Background: An intracranial arterial wall which locally protrudes outward, typically in the capsule and fusiform, is called an intracranial aneurysm (IA). Among these aneurysms, 1-2% might spontaneously rupture before treatment. Anterior and posterior communicating aneurysms are more likely to rupture than other aneurysms, and an anterior communicating aneurysm is more likely to rupture than a posterior communicating aneurysm.
Objectives: To identify the effects of miRNA-323a-3p expression in intracranial aneurysms and its potential regulatory mechanism.
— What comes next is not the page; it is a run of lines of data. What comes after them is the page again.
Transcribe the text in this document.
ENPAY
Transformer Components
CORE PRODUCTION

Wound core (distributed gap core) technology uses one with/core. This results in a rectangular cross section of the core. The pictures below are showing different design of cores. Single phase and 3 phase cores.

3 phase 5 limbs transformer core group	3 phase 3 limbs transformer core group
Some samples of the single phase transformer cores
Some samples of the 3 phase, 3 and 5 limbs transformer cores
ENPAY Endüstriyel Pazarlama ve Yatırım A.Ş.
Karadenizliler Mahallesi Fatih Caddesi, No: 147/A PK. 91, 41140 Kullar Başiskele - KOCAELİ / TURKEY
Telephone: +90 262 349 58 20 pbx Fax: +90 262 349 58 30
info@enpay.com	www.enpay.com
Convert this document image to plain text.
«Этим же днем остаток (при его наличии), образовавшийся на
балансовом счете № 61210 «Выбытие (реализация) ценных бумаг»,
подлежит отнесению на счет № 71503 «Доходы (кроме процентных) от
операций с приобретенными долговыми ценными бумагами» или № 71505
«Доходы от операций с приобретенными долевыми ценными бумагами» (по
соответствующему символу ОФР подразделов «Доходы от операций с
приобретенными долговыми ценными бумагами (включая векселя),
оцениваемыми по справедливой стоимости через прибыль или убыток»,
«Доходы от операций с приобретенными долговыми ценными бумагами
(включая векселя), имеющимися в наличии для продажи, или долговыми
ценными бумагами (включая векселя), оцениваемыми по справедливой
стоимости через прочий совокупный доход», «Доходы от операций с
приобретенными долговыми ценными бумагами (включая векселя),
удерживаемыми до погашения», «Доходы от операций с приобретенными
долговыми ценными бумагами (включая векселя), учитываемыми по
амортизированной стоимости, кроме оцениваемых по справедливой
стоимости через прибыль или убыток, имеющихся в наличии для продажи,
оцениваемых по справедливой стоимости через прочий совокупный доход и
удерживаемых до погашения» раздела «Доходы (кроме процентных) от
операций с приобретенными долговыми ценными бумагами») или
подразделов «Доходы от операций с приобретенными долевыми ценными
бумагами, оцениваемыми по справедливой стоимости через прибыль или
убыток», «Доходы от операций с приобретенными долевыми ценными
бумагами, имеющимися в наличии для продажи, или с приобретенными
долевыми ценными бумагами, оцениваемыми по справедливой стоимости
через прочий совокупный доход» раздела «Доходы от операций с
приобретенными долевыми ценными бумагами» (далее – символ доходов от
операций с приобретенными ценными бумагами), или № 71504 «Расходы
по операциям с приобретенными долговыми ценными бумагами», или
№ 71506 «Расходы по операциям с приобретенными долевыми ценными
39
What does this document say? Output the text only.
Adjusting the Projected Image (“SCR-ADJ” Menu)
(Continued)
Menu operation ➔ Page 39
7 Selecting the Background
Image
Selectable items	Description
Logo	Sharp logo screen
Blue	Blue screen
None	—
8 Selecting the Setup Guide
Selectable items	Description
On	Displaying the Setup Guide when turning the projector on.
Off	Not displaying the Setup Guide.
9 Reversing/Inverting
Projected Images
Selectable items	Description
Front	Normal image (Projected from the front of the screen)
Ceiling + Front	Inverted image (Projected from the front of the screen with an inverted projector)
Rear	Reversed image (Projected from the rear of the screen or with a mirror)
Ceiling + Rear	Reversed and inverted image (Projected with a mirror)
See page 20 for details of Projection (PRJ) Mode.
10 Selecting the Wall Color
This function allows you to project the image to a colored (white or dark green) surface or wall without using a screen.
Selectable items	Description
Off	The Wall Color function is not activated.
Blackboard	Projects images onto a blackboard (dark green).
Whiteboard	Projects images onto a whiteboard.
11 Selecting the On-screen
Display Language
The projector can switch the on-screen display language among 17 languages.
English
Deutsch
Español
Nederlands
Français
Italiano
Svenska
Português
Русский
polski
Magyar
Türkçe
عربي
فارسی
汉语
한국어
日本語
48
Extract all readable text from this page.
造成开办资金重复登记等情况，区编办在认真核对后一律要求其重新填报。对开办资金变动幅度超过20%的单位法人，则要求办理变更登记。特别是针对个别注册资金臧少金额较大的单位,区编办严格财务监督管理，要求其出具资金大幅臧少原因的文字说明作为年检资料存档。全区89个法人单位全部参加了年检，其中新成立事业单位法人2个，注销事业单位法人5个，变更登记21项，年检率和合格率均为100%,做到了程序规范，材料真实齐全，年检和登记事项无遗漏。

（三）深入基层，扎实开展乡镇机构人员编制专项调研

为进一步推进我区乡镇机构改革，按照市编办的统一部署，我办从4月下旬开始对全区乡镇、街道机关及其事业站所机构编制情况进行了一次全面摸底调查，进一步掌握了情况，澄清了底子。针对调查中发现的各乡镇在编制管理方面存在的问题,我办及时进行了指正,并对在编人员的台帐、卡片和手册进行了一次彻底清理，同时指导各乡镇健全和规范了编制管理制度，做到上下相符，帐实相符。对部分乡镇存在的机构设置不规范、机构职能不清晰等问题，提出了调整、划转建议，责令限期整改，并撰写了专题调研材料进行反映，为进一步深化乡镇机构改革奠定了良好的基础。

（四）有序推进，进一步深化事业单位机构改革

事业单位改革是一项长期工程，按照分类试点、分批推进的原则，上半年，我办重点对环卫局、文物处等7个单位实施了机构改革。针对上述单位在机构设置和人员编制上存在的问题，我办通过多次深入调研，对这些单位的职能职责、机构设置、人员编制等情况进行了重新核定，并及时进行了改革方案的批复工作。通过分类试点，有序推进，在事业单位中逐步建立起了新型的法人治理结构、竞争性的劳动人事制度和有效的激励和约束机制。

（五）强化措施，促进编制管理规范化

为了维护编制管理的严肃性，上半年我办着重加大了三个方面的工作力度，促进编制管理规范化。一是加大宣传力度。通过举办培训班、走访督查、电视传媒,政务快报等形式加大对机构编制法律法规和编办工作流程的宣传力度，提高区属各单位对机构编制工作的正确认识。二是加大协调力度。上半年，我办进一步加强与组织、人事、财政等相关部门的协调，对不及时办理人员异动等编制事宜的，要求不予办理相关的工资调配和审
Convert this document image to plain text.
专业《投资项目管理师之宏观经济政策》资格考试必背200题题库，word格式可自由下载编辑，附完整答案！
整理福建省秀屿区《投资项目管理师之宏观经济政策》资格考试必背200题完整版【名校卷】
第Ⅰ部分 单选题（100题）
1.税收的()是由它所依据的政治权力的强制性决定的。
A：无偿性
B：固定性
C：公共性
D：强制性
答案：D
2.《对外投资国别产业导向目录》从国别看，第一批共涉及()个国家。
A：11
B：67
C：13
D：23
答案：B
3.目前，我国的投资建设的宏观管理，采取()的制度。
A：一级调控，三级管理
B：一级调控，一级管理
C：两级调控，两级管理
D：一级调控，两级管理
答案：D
Material and methods: Patients with IA and healthy volunteers were enrolled, and their serum samples were extracted for the detection of tumor necrosis factor alpha (TNF-α), interleukin 1β (IL-1β), IL-6, IL-18, and miRNA-323a-3p. Then, the regulatory effects of miRNA-323a-3p on the above inflammatory factors and AdipoR1/AMPK/NF-kb signaling were also detected in vitro.
Results: The downregulation of miRNA-323a-3p reduced the expression of inflammatory factors (TNF-α, IL-1β, IL-6, and IL-18) in an in vitro model in comparison with the control group. The overexpression of miRNA-323a-3p suppressed the protein expression of adiponectin receptor R1 (AdipoR1) and p-AMPK, and induced NF-κB-p65 protein expression in an in vitro model.
Conclusions: We showed that AdipoR1 plasmid, AMPK activator 1 or si-NF-κB reduced the pro-inflammatory effects of miRNA-323a-3p in an in vitro model. The miRNA-323a-3p exacerbated the inflammatory reaction in IA through AMPK/NF-κB signaling by AdipoR1. Our findings suggest that miRNA-323a-3p targeting AdipoR1 is promising in further anti-inflammatory treatment of IAs.
Keywords: ADIPOR1; AMPK; NF-κB; intracranial aneurysm; miRNA-323a-3p.